Release DetailsLABEL N/A
RELEASED ON 12/31/2010
posted on 5/2011 By:
Damn Neurosis to eternal flames and torture! Before them, metal was a place that one could easily – if not always comfortably – venture into and map its different strains easily. There were clear lineages, easily-defined brood and forefathers. And then, those… those hippy punks from 'Frisco came and the game suddenly changed totally. Even with their first tentative venture into what would steadily and mightily become their own apocalyptic sound (the seminal The Word As Law), Neurosis shifted the paradigm and suddenly the lines blurred: Metal became a bubbling cauldron where different ingredients, from hardcore, no-wave and doom to minimalism, goth, post-rock and ambient were reacting violently, creating strange end-products and exotic sounds.
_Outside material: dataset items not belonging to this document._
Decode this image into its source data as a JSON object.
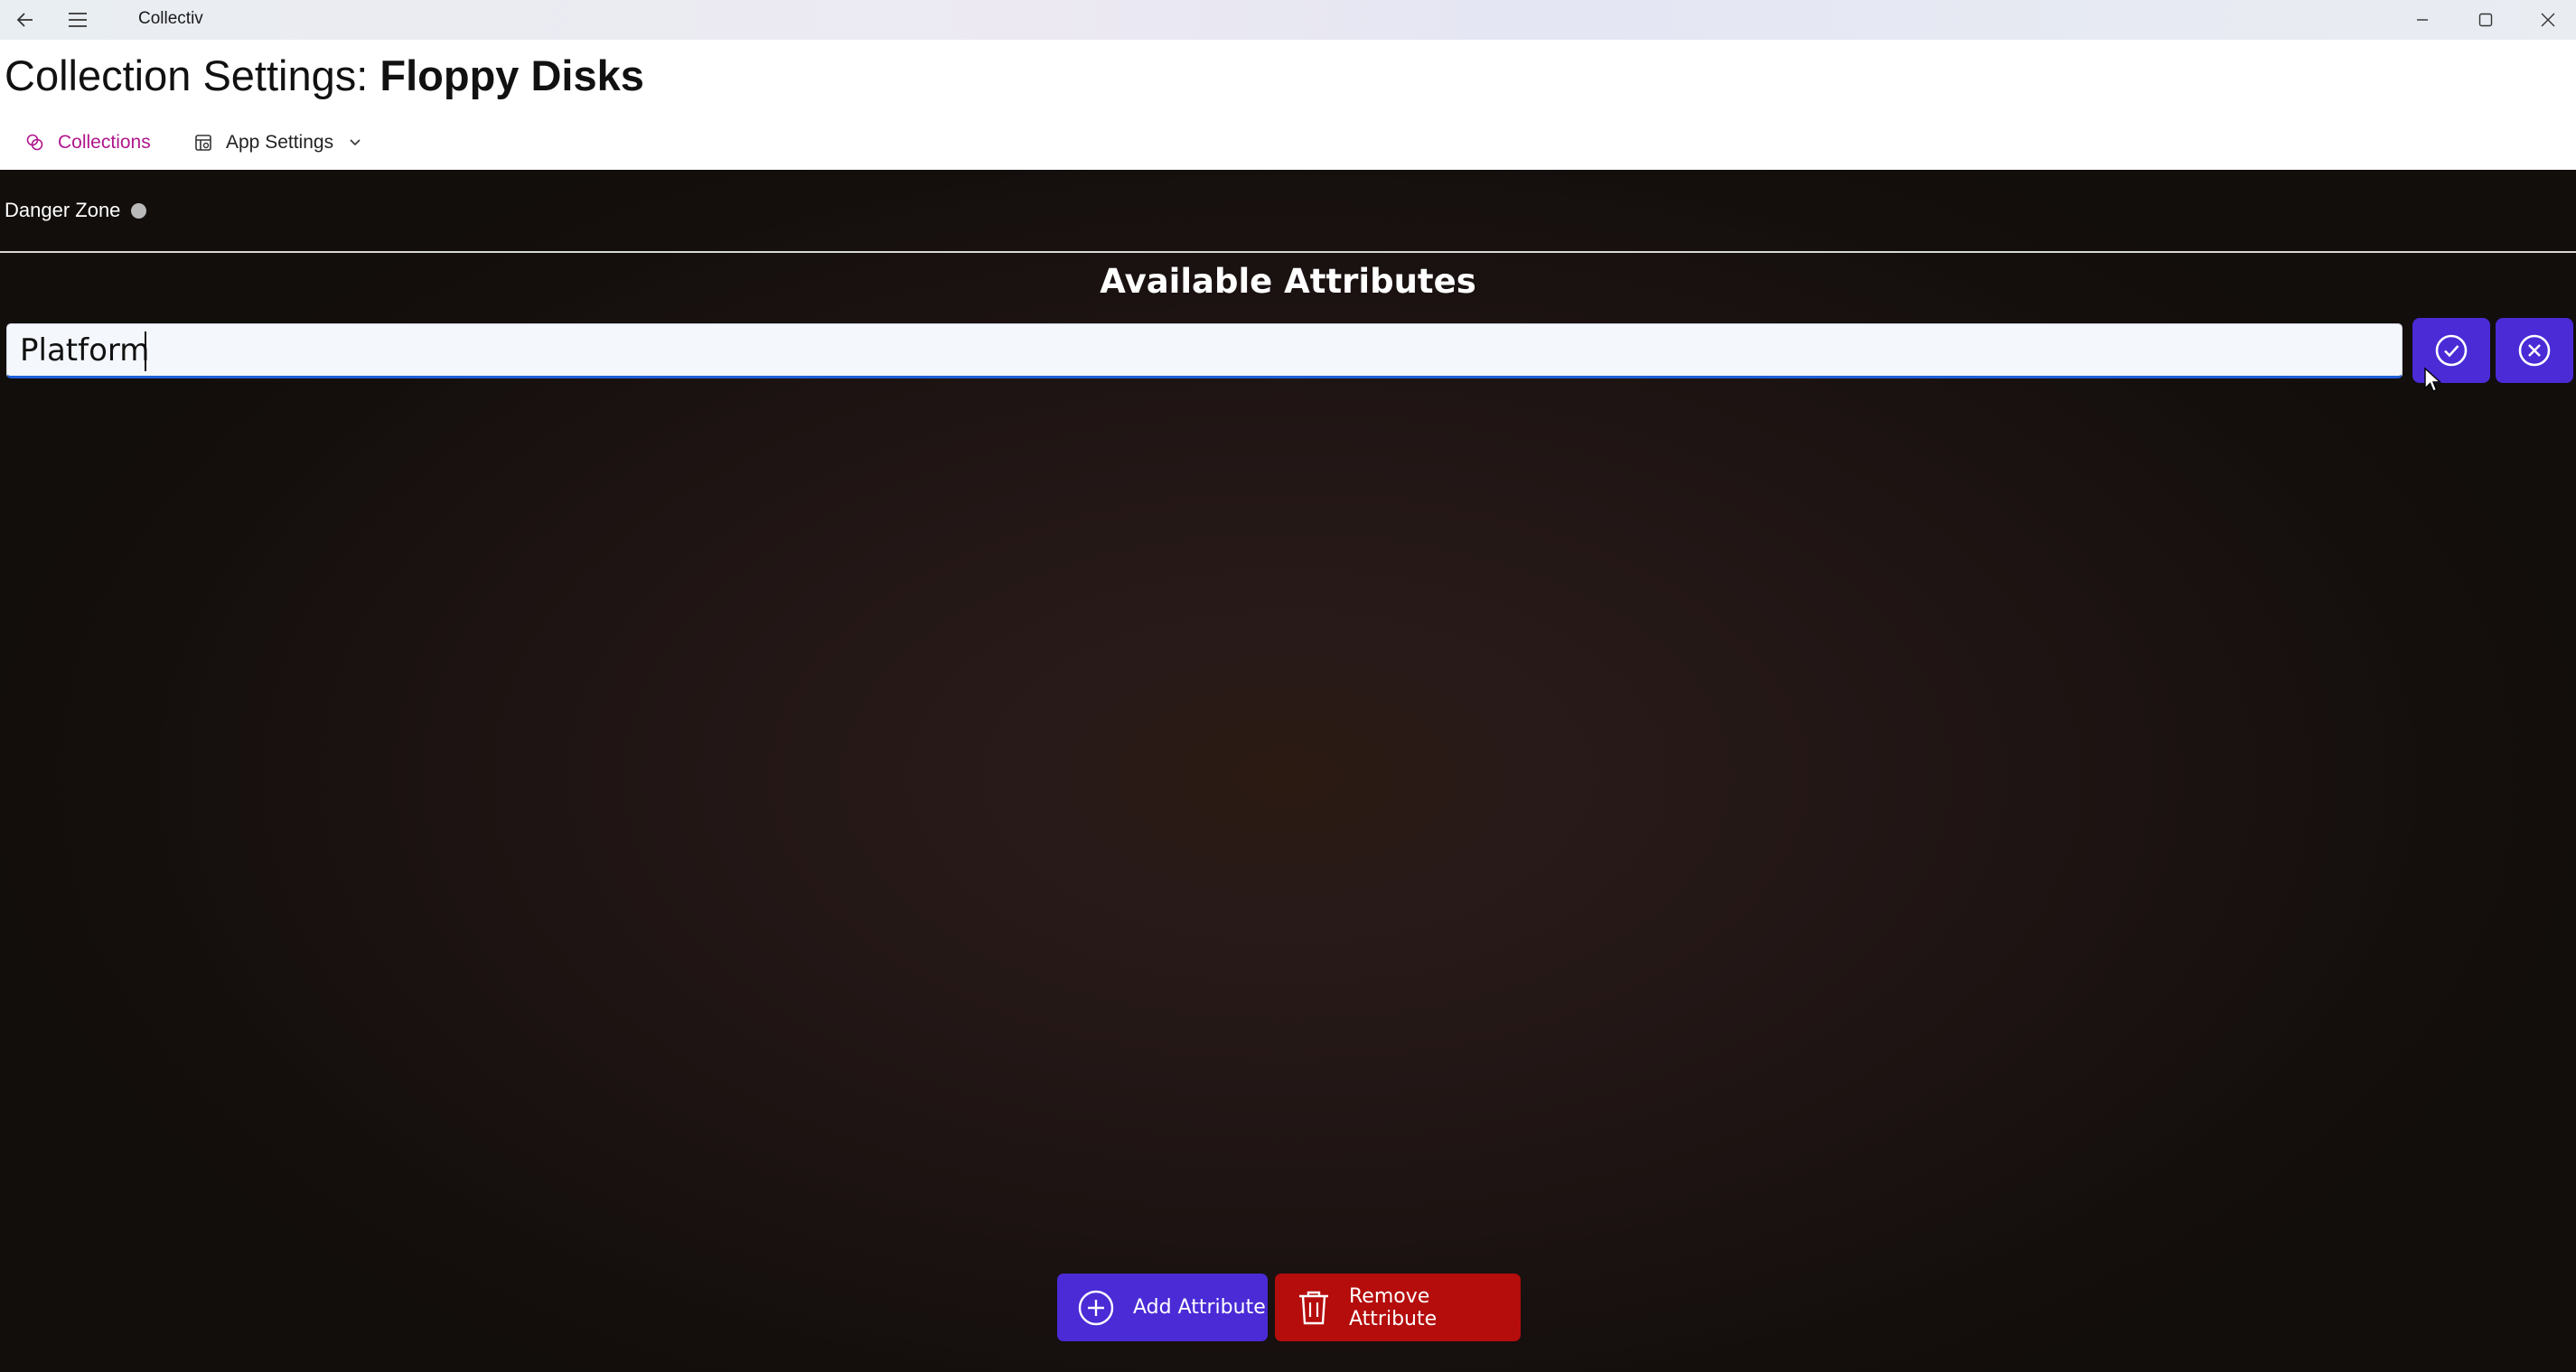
{
  "window": {
    "title": "Collectiv"
  },
  "header": {
    "title_prefix": "Collection Settings: ",
    "collection_name": "Floppy Disks"
  },
  "nav": {
    "items": [
      {
        "label": "Collections",
        "icon": "collections-icon",
        "selected": true
      },
      {
        "label": "App Settings",
        "icon": "app-settings-icon",
        "selected": false,
        "has_dropdown": true
      }
    ],
    "accent_color": "#b0178c"
  },
  "main": {
    "danger_zone_label": "Danger Zone",
    "danger_zone_toggle_on": false,
    "section_title": "Available Attributes",
    "attribute_input": {
      "value": "Platform",
      "placeholder": ""
    },
    "confirm_icon": "check-circle-icon",
    "cancel_icon": "x-circle-icon",
    "add_button_label": "Add Attribute",
    "remove_button_label": "Remove Attribute",
    "primary_color": "#4a2bd6",
    "danger_color": "#b50c0c"
  }
}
After Neurosis established that nothing was verboten in metal so long as one was always dedicated in the “heavy”, a whole slew of bands came out of metal’s cracks and holes, establishing what has become known as the “post metal” sound, a port-manteau that really says nothing at all, since under this tag one can easily put bands like Isis or Cult Of Luna (purveyors and direct descendants of Neurosis’ universe-annihilating heavosity), Jesu (whose penchant for clearly-defined, almost poppy melodies put them closer to shoegazers like My Bloody Valentine), Alcest (who mix black metal’s trebly violence with post-rock’s introspection) or Worm Orobouros (a criminally underappreciated doom/chamber music combo). What this whole thing means is that post metal opened new exciting vistas for adventurous musicians and mutated metal in ways that most probably bands like Judas Priest or Iron Maiden never even thought possible.
Enough philosophizing, though. There’s a job at hand and it’s Nero Order’s first record, called The Tower. Nero Order falls into the Neurosis/Isis sub-category of post metal. This means that the band creates long, convoluted, albeit generally slow pieces, full of super-dense guitar riffing, serious use of dynamics in composition (the “loud-soft-loud” rule…) and musical lines that are equally composed of consonant and dissonant elements. The band’s music aims equally for the body and the mind: it hits hard, creating maelstroms of distortion and heaviness, but, at the same time, it’s structurally and compositionally interesting enough to make the listener not only headbang, but also perk his/her ears and search for the hooks and melodic elements of each song.
Did I say “hooks”? Sure I did, because Nero Order, though clearly inspired by Neurosis’ terrible force, manages to make their songs pretty listenable, considering their bulk (the shortest of the four songs contained here is nine minutes long; the longest almost reaches 18 minutes) and the dark, oppressive nature of the music. Consciously or not, Nero Order succeeds in making their songs memorable and easy-flowing, especially when compared with their forefathers’ more impenetrable legacy. What I also find pretty enticing is the fact that each part of the suite-like songs seems calculated to work perfectly within the context of each track, something that tells me that the bandmembers clearly put effort when composing them.
Of course, there are a couple of things that really mar the whole proceedings. For one, the vocals, which are of the howling kind, become really grating after some time. They lack Neurosis’ brutal command, Isis’ theatricality, or Cult Of Luna’s power; they just seem forced and unconvincing. Also, some production decisions seem unfortunate: the guitars, while heavy enough, lack the crucial bit of presence that would elevate them to the appropriate level of heaviness for such music. And the drums lack a bit of much-needed punch and power, while sometimes the drummer overdoes it with the rolls and whatnot. All in all, though, The Tower is an interesting addition to the post metal canon. If Nero Order manages to overcome the problems that mar this first endeavor, the band might easily achieve great things in the future.